In last year’s results round from the four buffer funds in Sweden’s income pension system, AP2 had been an outlier with a 2020 return of just 3.5% after costs, compared to 9.7% for AP3, 9.6% for AP4 and 9.7% for AP1.

AP2 said this morning that the return corresponded to a profit of SEK62.3bn (€5.9bn) for the year, with total assets under management rising to SEK441bn from SEK386bn this time last year – after channelling SEK7.5bn into the pension system it exists to support.

Eva Halvarsson, the fund’s chief executive officer, said: “AP2’s profit of SEK62.3bn is the best ever reported by the fund. We have had a positive development in virtually all asset classes.”

She said AP2’s investment performance in 2021 was primarily attributable to Swedish and global equities.

“In addition, we can report a fantastic return of as much as 66.1% on our private equity investments,” Halvarsson said.

The fund’s 10-year average return now stood at 9.5%, she said, up from 7.7% in 2020, after the institution reduced management costs to “historically low levels”, now amounting to 0.11%, down from a figure of 0.14% the year before.

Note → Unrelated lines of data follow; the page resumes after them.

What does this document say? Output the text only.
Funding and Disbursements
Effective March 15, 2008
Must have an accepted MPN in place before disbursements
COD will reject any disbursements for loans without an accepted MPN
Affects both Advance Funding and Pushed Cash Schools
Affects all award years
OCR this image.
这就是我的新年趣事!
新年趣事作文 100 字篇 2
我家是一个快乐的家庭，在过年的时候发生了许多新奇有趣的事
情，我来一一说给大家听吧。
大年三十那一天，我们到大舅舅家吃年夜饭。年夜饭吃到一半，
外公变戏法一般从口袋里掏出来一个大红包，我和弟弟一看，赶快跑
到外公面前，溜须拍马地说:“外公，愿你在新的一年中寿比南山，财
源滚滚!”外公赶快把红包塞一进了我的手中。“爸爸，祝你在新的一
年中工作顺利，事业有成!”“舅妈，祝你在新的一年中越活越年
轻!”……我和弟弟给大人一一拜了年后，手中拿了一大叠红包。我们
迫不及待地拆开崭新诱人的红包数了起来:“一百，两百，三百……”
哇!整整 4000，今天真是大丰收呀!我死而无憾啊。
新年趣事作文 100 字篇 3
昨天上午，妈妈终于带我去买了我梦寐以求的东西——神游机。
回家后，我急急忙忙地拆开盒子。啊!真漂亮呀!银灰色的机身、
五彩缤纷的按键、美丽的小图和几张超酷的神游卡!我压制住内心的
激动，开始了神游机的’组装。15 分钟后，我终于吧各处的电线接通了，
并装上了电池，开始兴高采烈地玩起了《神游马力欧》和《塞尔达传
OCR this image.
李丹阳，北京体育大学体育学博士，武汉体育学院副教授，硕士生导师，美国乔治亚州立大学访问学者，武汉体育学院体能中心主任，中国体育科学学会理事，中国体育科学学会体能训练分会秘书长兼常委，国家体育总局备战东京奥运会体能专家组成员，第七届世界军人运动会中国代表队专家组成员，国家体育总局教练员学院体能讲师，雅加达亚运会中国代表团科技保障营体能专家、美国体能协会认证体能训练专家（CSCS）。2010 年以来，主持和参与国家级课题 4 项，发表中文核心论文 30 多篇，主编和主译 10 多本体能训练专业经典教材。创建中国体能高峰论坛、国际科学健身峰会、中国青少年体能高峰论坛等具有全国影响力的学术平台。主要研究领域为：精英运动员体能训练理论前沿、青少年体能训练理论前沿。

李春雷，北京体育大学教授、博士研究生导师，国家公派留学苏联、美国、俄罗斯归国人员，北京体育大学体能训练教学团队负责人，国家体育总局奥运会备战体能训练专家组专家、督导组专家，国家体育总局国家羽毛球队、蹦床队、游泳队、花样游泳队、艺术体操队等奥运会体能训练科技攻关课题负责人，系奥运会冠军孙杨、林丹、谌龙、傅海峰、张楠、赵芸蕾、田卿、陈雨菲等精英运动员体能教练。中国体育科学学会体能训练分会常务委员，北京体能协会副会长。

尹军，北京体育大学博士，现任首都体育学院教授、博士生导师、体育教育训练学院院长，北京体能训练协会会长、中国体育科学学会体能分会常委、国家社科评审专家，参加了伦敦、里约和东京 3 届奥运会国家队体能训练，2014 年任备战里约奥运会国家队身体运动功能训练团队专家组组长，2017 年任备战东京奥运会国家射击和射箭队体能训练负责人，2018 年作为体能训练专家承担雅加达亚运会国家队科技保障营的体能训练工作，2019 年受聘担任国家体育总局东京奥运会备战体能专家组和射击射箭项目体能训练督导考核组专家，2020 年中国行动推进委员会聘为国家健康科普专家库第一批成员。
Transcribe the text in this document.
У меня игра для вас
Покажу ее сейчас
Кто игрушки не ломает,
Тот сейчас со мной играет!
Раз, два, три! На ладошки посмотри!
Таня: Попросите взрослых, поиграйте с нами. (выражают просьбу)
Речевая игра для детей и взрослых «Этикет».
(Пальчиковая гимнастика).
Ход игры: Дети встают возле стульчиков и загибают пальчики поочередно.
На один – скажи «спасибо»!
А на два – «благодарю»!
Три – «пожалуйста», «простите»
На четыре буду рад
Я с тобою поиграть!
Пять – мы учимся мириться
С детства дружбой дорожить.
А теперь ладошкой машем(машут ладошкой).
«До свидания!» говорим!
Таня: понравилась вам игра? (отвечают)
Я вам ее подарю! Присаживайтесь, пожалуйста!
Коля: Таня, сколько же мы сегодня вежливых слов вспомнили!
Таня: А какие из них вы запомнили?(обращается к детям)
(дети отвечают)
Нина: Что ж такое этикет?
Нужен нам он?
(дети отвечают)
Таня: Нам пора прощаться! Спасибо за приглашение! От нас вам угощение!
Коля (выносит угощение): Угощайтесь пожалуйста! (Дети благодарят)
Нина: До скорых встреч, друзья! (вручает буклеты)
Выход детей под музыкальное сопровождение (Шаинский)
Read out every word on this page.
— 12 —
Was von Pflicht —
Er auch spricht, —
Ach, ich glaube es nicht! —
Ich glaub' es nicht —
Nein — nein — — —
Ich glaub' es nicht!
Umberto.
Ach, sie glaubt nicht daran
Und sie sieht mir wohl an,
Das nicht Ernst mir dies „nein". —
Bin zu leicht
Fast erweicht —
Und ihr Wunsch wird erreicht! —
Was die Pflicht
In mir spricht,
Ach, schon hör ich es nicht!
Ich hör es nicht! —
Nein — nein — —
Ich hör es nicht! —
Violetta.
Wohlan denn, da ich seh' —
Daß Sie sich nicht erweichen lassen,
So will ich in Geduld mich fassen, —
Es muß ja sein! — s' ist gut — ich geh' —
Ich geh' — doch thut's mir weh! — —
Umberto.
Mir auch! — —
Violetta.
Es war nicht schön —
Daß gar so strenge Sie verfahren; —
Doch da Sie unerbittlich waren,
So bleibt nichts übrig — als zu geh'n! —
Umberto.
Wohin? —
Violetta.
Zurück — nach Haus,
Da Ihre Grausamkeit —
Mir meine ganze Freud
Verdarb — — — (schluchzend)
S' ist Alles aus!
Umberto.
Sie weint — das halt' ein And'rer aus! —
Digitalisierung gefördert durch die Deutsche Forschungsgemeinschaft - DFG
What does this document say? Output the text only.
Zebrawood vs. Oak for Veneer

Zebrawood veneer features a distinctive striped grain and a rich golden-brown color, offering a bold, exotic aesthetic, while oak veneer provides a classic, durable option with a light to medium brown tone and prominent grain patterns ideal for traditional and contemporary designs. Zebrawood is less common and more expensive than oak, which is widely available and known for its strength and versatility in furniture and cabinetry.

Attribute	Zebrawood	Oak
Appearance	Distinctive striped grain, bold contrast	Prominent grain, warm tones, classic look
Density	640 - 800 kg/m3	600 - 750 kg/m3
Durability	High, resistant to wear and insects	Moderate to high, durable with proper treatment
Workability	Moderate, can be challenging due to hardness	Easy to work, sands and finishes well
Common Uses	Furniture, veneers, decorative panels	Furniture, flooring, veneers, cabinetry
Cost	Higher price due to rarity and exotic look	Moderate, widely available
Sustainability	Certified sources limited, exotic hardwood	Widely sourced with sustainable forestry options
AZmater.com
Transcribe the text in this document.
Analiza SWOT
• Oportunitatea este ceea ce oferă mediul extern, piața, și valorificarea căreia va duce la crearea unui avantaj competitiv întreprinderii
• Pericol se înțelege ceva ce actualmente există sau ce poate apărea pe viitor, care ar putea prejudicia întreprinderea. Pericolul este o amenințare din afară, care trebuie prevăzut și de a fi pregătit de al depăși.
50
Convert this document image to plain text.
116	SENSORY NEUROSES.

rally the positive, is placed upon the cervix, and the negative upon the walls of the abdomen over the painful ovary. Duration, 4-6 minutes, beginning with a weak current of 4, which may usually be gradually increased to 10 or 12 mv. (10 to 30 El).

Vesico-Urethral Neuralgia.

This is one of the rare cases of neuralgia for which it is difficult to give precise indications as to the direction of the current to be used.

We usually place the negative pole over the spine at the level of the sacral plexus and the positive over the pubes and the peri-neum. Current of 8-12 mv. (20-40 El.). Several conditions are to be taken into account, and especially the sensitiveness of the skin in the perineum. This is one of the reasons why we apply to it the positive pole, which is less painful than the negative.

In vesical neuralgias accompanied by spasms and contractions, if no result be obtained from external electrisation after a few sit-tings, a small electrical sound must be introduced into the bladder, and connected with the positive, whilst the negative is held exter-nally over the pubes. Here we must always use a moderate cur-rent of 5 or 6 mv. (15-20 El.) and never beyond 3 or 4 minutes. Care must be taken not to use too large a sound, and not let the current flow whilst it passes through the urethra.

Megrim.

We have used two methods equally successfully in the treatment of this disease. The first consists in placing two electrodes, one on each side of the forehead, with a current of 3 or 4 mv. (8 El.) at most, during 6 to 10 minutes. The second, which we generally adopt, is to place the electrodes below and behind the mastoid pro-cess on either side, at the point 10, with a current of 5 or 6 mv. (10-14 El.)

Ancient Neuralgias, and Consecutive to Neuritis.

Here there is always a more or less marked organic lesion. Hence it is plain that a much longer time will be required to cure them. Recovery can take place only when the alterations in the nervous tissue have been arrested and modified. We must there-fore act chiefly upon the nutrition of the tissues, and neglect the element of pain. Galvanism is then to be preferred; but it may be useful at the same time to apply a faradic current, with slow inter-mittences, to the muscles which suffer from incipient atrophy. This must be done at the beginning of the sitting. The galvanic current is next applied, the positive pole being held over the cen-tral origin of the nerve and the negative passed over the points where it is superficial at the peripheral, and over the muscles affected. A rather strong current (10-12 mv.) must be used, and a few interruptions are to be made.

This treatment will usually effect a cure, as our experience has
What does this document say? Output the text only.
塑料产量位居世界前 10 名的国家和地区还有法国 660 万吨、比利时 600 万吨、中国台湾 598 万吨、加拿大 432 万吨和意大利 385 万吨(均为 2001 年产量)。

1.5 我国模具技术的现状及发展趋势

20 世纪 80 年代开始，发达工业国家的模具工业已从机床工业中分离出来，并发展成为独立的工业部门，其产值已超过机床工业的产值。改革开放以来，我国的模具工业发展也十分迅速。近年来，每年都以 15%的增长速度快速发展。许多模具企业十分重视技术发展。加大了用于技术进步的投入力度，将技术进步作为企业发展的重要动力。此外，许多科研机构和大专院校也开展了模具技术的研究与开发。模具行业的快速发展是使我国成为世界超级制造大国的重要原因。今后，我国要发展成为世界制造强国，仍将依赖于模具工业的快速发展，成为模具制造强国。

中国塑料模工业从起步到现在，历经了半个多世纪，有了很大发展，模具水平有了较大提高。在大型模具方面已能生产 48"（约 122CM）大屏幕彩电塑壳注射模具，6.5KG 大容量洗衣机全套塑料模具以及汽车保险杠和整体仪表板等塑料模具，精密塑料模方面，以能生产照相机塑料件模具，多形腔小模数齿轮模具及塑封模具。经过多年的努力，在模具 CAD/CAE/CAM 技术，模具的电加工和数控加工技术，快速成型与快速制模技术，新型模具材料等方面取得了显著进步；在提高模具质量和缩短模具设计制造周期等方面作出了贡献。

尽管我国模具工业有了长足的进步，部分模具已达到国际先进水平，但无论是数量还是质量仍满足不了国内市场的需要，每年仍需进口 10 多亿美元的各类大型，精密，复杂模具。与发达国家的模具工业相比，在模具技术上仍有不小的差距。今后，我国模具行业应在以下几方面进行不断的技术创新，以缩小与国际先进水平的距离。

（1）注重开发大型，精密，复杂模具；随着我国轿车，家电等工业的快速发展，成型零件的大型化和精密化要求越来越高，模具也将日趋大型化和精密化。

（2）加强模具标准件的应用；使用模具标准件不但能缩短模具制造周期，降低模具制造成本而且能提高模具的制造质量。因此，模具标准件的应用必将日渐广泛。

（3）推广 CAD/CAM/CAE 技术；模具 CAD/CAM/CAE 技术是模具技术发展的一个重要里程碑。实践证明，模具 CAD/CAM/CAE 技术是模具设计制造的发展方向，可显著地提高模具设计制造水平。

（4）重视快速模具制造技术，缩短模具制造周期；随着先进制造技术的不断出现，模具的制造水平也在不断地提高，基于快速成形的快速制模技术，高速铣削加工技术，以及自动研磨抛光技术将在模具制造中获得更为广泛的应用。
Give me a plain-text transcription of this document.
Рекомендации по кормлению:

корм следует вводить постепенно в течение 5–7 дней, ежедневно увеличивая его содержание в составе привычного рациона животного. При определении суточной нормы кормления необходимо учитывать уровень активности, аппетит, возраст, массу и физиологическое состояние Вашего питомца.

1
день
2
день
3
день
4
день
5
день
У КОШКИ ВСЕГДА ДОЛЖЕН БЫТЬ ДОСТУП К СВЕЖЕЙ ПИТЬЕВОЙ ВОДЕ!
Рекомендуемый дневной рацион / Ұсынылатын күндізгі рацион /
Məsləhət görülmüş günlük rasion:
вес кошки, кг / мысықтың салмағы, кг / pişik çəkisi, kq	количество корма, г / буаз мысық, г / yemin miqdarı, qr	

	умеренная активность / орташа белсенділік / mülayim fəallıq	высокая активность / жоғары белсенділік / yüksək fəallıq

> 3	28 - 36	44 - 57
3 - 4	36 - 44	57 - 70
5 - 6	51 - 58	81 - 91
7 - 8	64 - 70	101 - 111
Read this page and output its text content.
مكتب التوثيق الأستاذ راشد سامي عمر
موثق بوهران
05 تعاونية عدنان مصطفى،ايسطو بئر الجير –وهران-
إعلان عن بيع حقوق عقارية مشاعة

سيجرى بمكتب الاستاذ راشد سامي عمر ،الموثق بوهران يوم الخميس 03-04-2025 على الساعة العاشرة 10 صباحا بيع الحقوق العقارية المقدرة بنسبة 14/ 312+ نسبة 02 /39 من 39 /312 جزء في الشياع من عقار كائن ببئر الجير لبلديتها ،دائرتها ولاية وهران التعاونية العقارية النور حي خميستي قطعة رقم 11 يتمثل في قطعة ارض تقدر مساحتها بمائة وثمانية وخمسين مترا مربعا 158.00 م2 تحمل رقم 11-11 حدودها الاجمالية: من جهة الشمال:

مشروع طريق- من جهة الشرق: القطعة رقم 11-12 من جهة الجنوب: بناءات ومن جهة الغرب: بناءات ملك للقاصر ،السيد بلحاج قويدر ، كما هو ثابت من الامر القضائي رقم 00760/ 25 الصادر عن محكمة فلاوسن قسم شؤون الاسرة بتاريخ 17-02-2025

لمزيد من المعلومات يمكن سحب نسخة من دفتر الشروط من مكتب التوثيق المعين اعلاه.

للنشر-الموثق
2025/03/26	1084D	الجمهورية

AP2 also published its sustainability report for the year, in which it revealed it had divested from around 250 coal, oil or gas firms in 2021 and achieved a 20% reduction in carbon emissions from its equity portfolio.

The pension fund’s long-standing chief investment officer Hans Fahlin is set to leave this month, and will be replaced by incoming investment chief Erik Kleväng Callert, who was appointed in December.